This is an opportunity to study with one of the finest whirling teachers in the world and avail yourself of contemplating and practicing subtleties of the Sufi tradition. The daily schedule of the workshop will include a whirling class (involving both traditional and freestyle whirling), meditation, and sohbet (spiritual dialogue). Experience this sacred movement meditation to aid in developing both an inner awareness as well as an awareness of the body moving in space, and to help improve focus and balance.

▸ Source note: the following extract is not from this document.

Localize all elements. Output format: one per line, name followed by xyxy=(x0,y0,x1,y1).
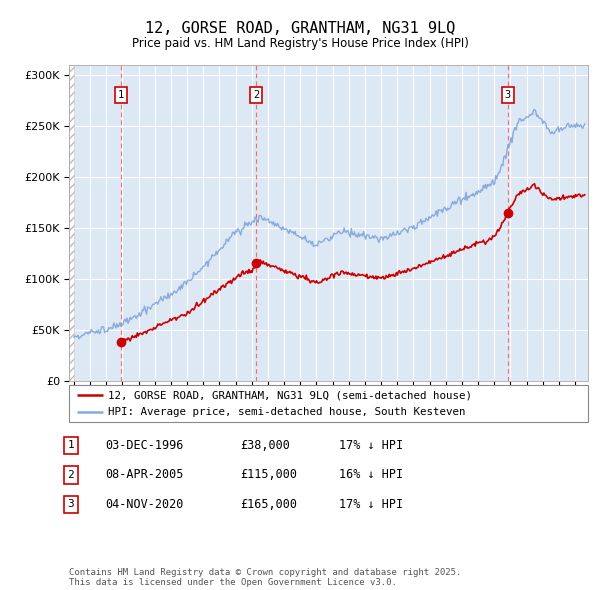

“There is a life in you, search that life,
Search the secret jewel in the mountain of your body,
Hey you, the passing away friend, look for with all your strength,
Whatever you are looking for, look in yourself not around.”
—Hz. Mevlana Rumi
In turning, the turner confronts the notion of the Self and where it resides by being taught to sense an axis within the body upon which to turn around. By doing so, the body itself is objectified and the axis is identified as the place of residence. As the turner refines the turn, they refine the axis. The axis becomes finer than a strand of silk to the point that everything that was previously taken to be “the body” is now whirling around the still point which has become so fine it actually has no physical residence. This is the “kiss of death,” for in this place of no physical residence, one ceases to be experiencing the body as the Self. The place of no physical residence, where the body is no longer the home of the Self, is a placeless place where the deepest understanding of no Self and nothing can actually be visited.
—Sheikha Khadija Radin
All levels are welcome and are invited to attend either one or both days, though if you come for only one day it is highly recommended that it be the Saturday session.
Participants are encouraged to bring an extra pair of socks, or two, which can provide additional support and cushioning during the turning practice.